A quick primer on RSS feeds and how to use them
RSS is an XML formatted file that is used to syndicate website content. RSS has one of two definitions depending upon who you ask. Really Simple Syndication or Rich Site Summary. RSS files typically supply summaries of web content with links to the full versions of the content. These files are generally called Feeds.
Why use RSS?
RSS is a way of automatically grabbing updated content from frequently visited sites. If you read more than 20 websites regularly then RSS is right for you. Instead of browsing 20 sites a day you check your feed reader to see who has updated and only visit the sites that have new content – provided the sites you read make content available by RSS. This allows you to either save time spent reading or to find more sites to read.
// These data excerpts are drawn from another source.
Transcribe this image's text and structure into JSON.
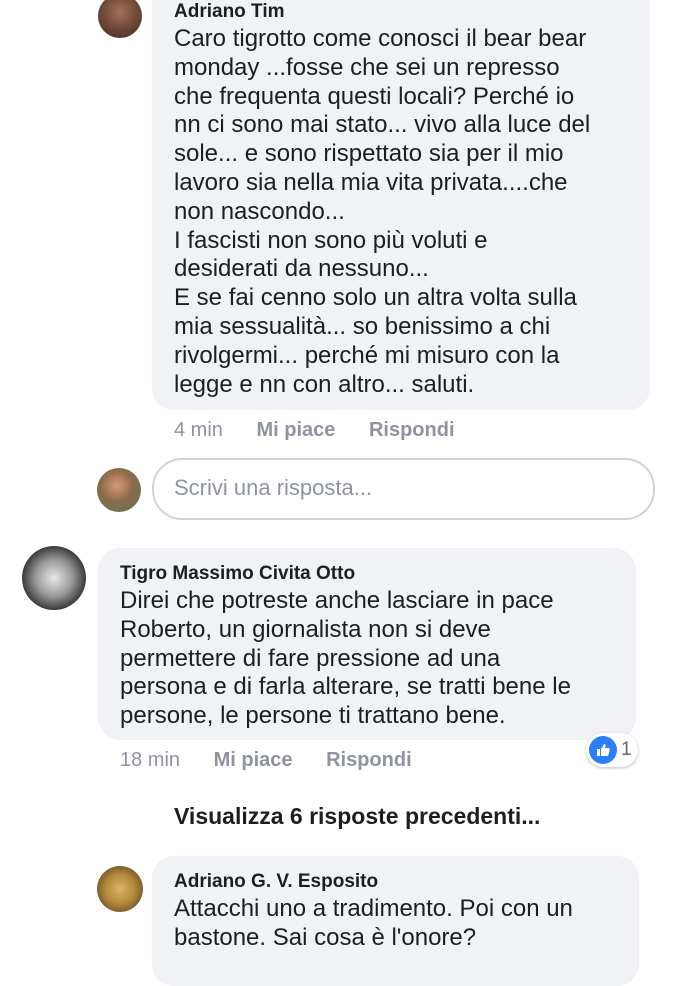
{
  "comments": [
    {
      "author": "Adriano Tim",
      "text": "Caro tigrotto come conosci il bear bear\nmonday ...fosse che sei un represso\nche frequenta questi locali? Perché io\nnn ci sono mai stato... vivo alla luce del\nsole... e sono rispettato sia per il mio\nlavoro sia nella mia vita privata....che\nnon nascondo...\nI fascisti non sono più voluti e\ndesiderati da nessuno...\nE se fai cenno solo un altra volta sulla\nmia sessualità... so benissimo a chi\nrivolgermi... perché mi misuro con la\nlegge e nn con altro... saluti.",
      "time": "4 min",
      "like_label": "Mi piace",
      "reply_label": "Rispondi"
    },
    {
      "author": "Tigro Massimo Civita Otto",
      "text": "Direi che potreste anche lasciare in pace\nRoberto, un giornalista non si deve\npermettere di fare pressione ad una\npersona e di farla alterare, se tratti bene le\npersone, le persone ti trattano bene.",
      "time": "18 min",
      "like_label": "Mi piace",
      "reply_label": "Rispondi",
      "reaction_count": "1"
    },
    {
      "author": "Adriano G. V. Esposito",
      "text": "Attacchi uno a tradimento.  Poi con un\nbastone.  Sai cosa è l'onore?"
    }
  ],
  "reply_box": {
    "placeholder": "Scrivi una risposta..."
  },
  "view_more": "Visualizza 6 risposte precedenti...",
  "colors": {
    "bubble": "#f0f2f5",
    "meta": "#8d949e",
    "like_blue": "#2d7ff9"
  }
}
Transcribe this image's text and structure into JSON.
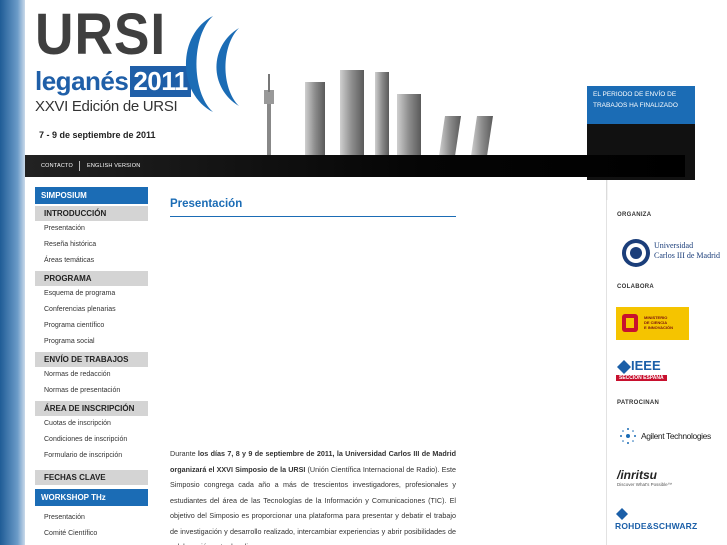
{
  "header": {
    "logo_main": "URSI",
    "logo_city": "leganés",
    "logo_year": "2011",
    "logo_edition": "XXVI Edición de URSI",
    "dates": "7 - 9 de septiembre de 2011"
  },
  "notice": {
    "text": "EL PERIODO DE ENVÍO DE TRABAJOS HA FINALIZADO"
  },
  "nav": {
    "contacto": "CONTACTO",
    "english": "ENGLISH VERSION"
  },
  "sidebar": {
    "simposium": "SIMPOSIUM",
    "introduccion": "INTRODUCCIÓN",
    "intro_items": [
      "Presentación",
      "Reseña histórica",
      "Áreas temáticas"
    ],
    "programa": "PROGRAMA",
    "programa_items": [
      "Esquema de programa",
      "Conferencias plenarias",
      "Programa científico",
      "Programa social"
    ],
    "envio": "ENVÍO DE TRABAJOS",
    "envio_items": [
      "Normas de redacción",
      "Normas de presentación"
    ],
    "inscripcion": "ÁREA DE INSCRIPCIÓN",
    "inscripcion_items": [
      "Cuotas de inscripción",
      "Condiciones de inscripción",
      "Formulario de inscripción"
    ],
    "fechas": "FECHAS CLAVE",
    "workshop": "WORKSHOP THz",
    "workshop_items": [
      "Presentación",
      "Comité Científico"
    ]
  },
  "main": {
    "title": "Presentación",
    "para_intro": "Durante ",
    "para_bold": "los días 7, 8 y 9 de septiembre de 2011, la Universidad Carlos III de Madrid organizará el XXVI Simposio de la URSI",
    "para_rest": " (Unión Científica Internacional de Radio). Este Simposio congrega cada año a más de trescientos investigadores, profesionales y estudiantes del área de las Tecnologías de la Información y Comunicaciones (TIC). El objetivo del Simposio es proporcionar una plataforma para presentar y debatir el trabajo de investigación y desarrollo realizado, intercambiar experiencias y abrir posibilidades de colaboración entre los diversos"
  },
  "right": {
    "organiza": "ORGANIZA",
    "colabora": "COLABORA",
    "patrocinan": "PATROCINAN",
    "uc3m_line1": "Universidad",
    "uc3m_line2": "Carlos III de Madrid",
    "ministerio_line1": "MINISTERIO",
    "ministerio_line2": "DE CIENCIA",
    "ministerio_line3": "E INNOVACIÓN",
    "ieee": "IEEE",
    "ieee_sub": "SECCIÓN ESPAÑA",
    "agilent": "Agilent Technologies",
    "anritsu": "/inritsu",
    "anritsu_sub": "Discover What's Possible™",
    "rohde": "ROHDE&SCHWARZ"
  },
  "colors": {
    "accent": "#1b6cb5",
    "dark": "#111111",
    "sidebar_grey": "#d4d4d4"
  }
}
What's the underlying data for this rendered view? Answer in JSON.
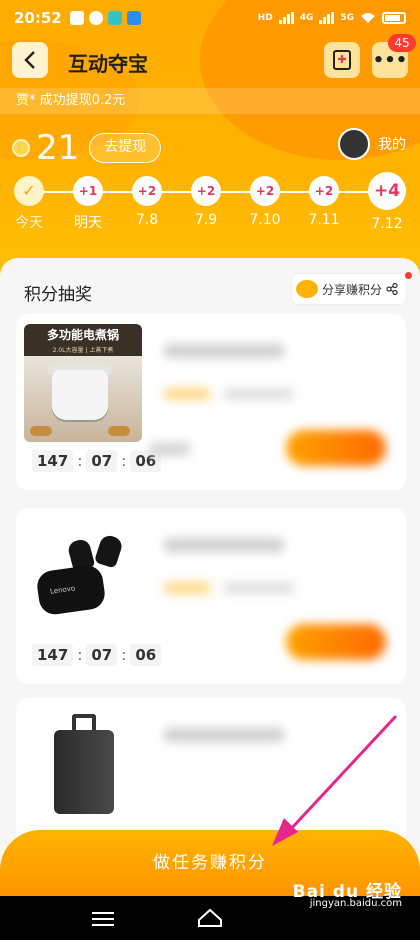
{
  "status_bar": {
    "time": "20:52",
    "network_labels": [
      "HD",
      "4G",
      "5G"
    ]
  },
  "header": {
    "title": "互动夺宝",
    "notification_count": "45",
    "ticker": "贾* 成功提现0.2元"
  },
  "points": {
    "value": "21",
    "withdraw_label": "去提现",
    "mine_label": "我的"
  },
  "checkin": [
    {
      "reward": "✓",
      "date": "今天",
      "done": true
    },
    {
      "reward": "+1",
      "date": "明天"
    },
    {
      "reward": "+2",
      "date": "7.8"
    },
    {
      "reward": "+2",
      "date": "7.9"
    },
    {
      "reward": "+2",
      "date": "7.10"
    },
    {
      "reward": "+2",
      "date": "7.11"
    },
    {
      "reward": "+4",
      "date": "7.12",
      "big": true
    }
  ],
  "lottery": {
    "title": "积分抽奖",
    "share_label": "分享赚积分",
    "products": [
      {
        "image_caption": "多功能电煮锅",
        "image_subcaption": "2.0L大容量 | 上蒸下煮",
        "timer": [
          "147",
          "07",
          "06"
        ]
      },
      {
        "image_caption": "Lenovo",
        "timer": [
          "147",
          "07",
          "06"
        ]
      },
      {
        "image_caption": ""
      }
    ]
  },
  "cta_label": "做任务赚积分",
  "watermark": {
    "line1": "Bai du 经验",
    "line2": "jingyan.baidu.com"
  },
  "colors": {
    "brand": "#ffb300",
    "accent_red": "#e5395b",
    "annotation_arrow": "#e6268c"
  }
}
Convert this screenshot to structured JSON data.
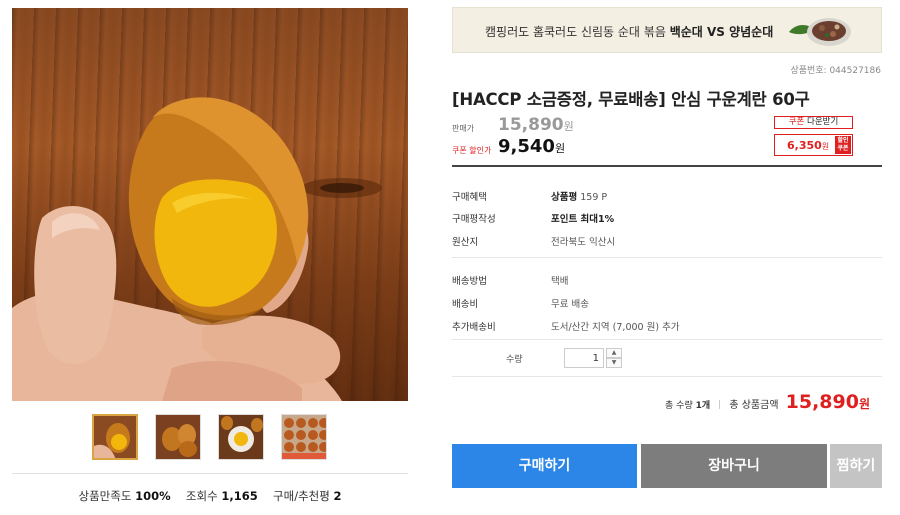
{
  "gallery": {
    "main_image": "braised-egg-photo",
    "thumbnails": [
      "egg-hand-thumb",
      "eggs-plate-thumb",
      "egg-cut-thumb",
      "egg-tray-thumb"
    ],
    "active_index": 0
  },
  "stats": {
    "satisfaction_label": "상품만족도",
    "satisfaction_value": "100%",
    "views_label": "조회수",
    "views_value": "1,165",
    "reviews_label": "구매/추천평",
    "reviews_value": "2"
  },
  "banner": {
    "text_prefix": "캠핑러도 홈쿡러도 신림동 순대 볶음 ",
    "text_bold": "백순대 VS 양념순대"
  },
  "product": {
    "number_label": "상품번호: 044527186",
    "title": "[HACCP 소금증정, 무료배송] 안심 구운계란 60구",
    "price_label": "판매가",
    "price": "15,890",
    "price_unit": "원",
    "sale_label": "쿠폰 할인가",
    "sale_price": "9,540",
    "sale_unit": "원"
  },
  "coupon": {
    "download_prefix": "쿠폰",
    "download_suffix": " 다운받기",
    "amount": "6,350",
    "amount_unit": "원",
    "tag": "할인 쿠폰"
  },
  "info": {
    "benefit_label": "구매혜택",
    "benefit_bold": "상품평",
    "benefit_rest": " 159 P",
    "review_label": "구매평작성",
    "review_value": "포인트 최대1%",
    "origin_label": "원산지",
    "origin_value": "전라북도 익산시",
    "ship_method_label": "배송방법",
    "ship_method_value": "택배",
    "ship_fee_label": "배송비",
    "ship_fee_value": "무료 배송",
    "extra_fee_label": "추가배송비",
    "extra_fee_value": "도서/산간 지역 (7,000 원) 추가"
  },
  "quantity": {
    "label": "수량",
    "value": "1"
  },
  "total": {
    "qty_label": "총 수량",
    "qty_value": "1개",
    "amount_label": "총 상품금액",
    "amount_value": "15,890",
    "amount_unit": "원"
  },
  "buttons": {
    "buy": "구매하기",
    "cart": "장바구니",
    "wish": "찜하기"
  },
  "colors": {
    "accent_red": "#e02020",
    "buy_blue": "#2b86e8",
    "cart_gray": "#7d7d7d"
  }
}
Since a feed reader actually downloads its content you do not have to be connected to read updates that you have already downloaded. Because of this some feed readers allow you to save articles as well for further reference. Most readers will keep a history of read articles so you can go back and find a previously read article if needed. Without actually saving an article the old articles will eventually be purged from the history.
How do I use an RSS Feed?
RSS feeds are read by programs called aggregators or feed readers. An aggregator can be a stand alone program, a web browser add on, a web service, or integrated into a web browser. Aggregators check RSS subscriptions on set intervals and download updated content when it becomes available. The interval can be set by the RSS feed or by the aggregator if the feed does not specify the interval.
There are various ways that websites display the links to their RSS feeds. Sites that have available feeds will sometimes have buttons with XML or RSS in them to mark links to their feeds. Sometimes the sites will be set up to aid RSS aware browsers that a feed is enabled for subscription. In this case the browser will notify the user is some way that a feed is available.